NatureFresh has also worked hard over the past two years to market its locally grown brand with its #GreenInTheCity tour. Veillon says it takes a considerable number of resources to develop a brand, and growers have to differentiate their product offerings to ensure that their customers hear their message.
“Variety is equally important, he says. “New vegetable items, like our Ohio-grown TOMZ snacking tomatoes, have re-invigorated the category with locally grown products being offered during periods of the year where they didn’t exist.”
Know Your Customer
In addition to capitalizing on snacking and eat-local trends, remember that consumers want to know more about the food they eat and where it comes from, and they’re not afraid to try something out of the ordinary.
“There is always a need for high-yielding, nice looking vegetables, but recently small growers have been asking for more heirlooms because they sell well at farmers’ markets,” says Hande Saganak, Grafting Production Manager at Plug Connection.
Hort Couture specializes in unique greenhouse vegetables and novelty items not found in your typical grocery store. Its Tomato Mixology Collection includes some selections of uniquely colored and striped tomatoes of an heirloom style on a hybrid, indeterminate plant.

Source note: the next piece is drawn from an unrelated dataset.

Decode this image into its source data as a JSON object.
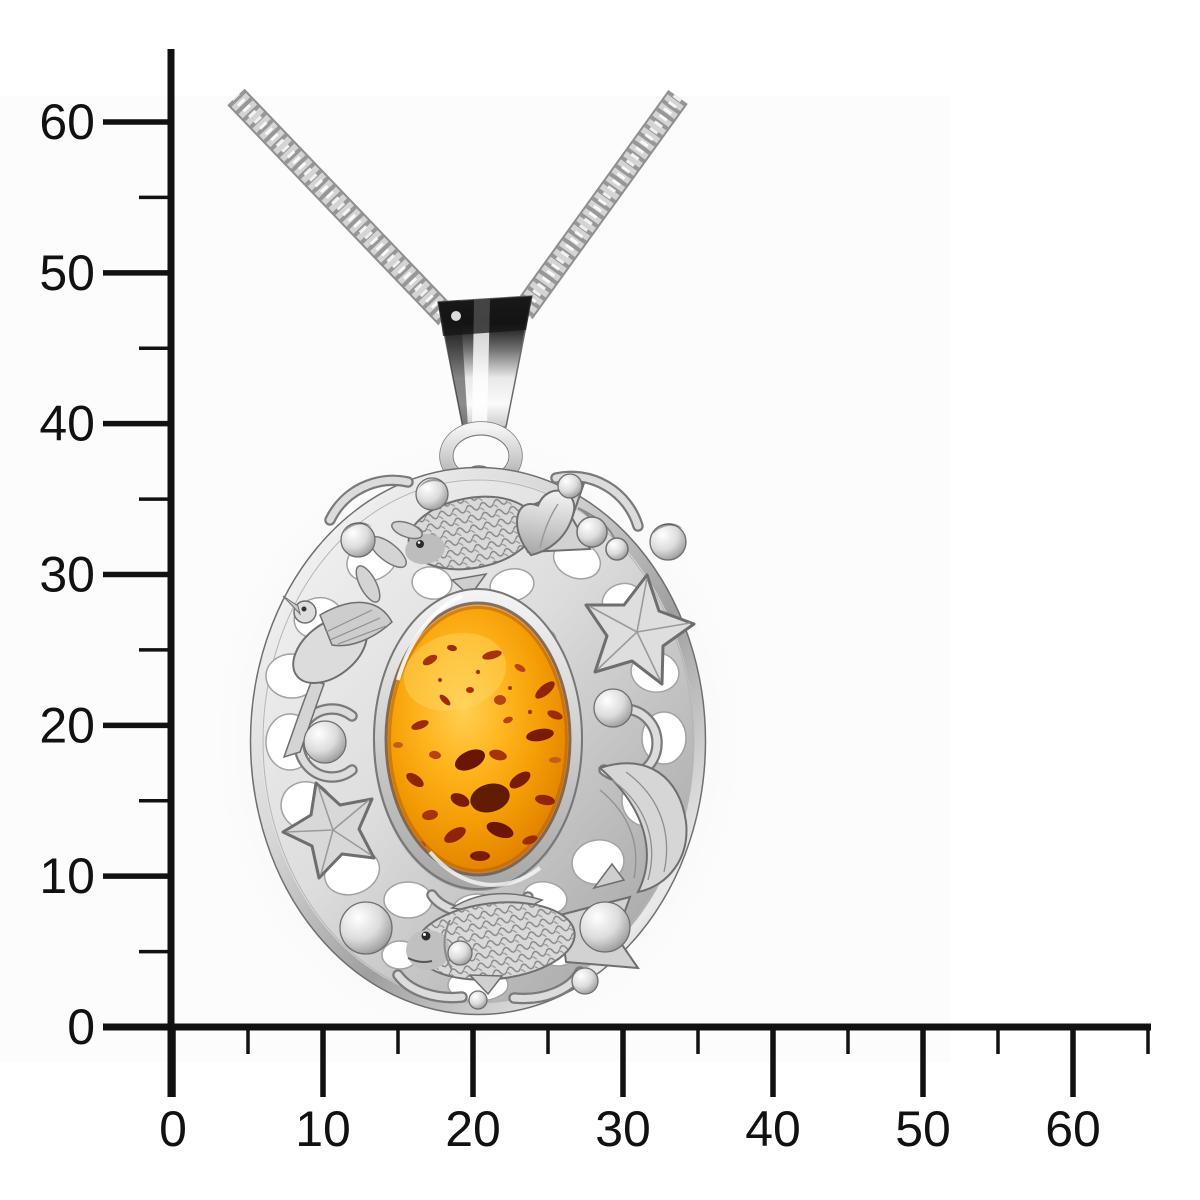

Consumers also place more importance on color and flavor in their vegetables than ever before. Paying attention to these areas will keep customers coming back, says Heather Kibble, Manager of the Home Grown Division at Sakata Vegetables, which supplies greenhouse- and field-grown vegetable varieties to growers. She also recommends quick-turn crops like salad greens, brassica, and vining crops, saying that growers should look for varieties that they can get to market quickly, to keep customers returning again and again.
Know Your Profit Channel
One of the most vital decisions when choosing vegetables that sell is deciding if you have a market for them at all.
“Investigate the market you are intending to sell to and make sure it can pay the price you need to make a profit,” Powell says. “This is the number one mistake I see growers make. They grow the crop and then try to find a profitable outlet for it when it should be the other way around.”
Here are a few of the new vegetable varieties to consider for your product mix.
Mizuna ‘Miz America’ (Sakata Vegetables)
Available for 2018, ‘Miz America’ works well for salads. It has a burgundy leaf color and a unique leaf shape.
Basil Pesto Series (Hort Couture)
The Pesto Series exhibits basils with unique coloration, habits, and leaf shapes. The five varieties include: Black Patina, Bambino Green, Bambino Purple, Pesto Perpetuo, and Macchiato.
Tomato Mixology Collection (Hort Couture)
A mix of uniquely colored and striped tomatoes of an heirloom style on a hybrid, indeterminate plant.
‘Gherking’ Cucumber (PanAmerican Seed)
A parthenocarpic (plants produce fruit without insect pollination) variety with good disease resistance, ‘Gherking’ sets multiple fruit on each node to increase the amount of fruit you get off one stem.
Try-Basil Precision Pellet (PanAmerican Seed)
PanAmerican is converting its Suddenly Salad mixes to precision pellets. The Try-Basil pellet is a mix of three different basil varieties for a nice full look.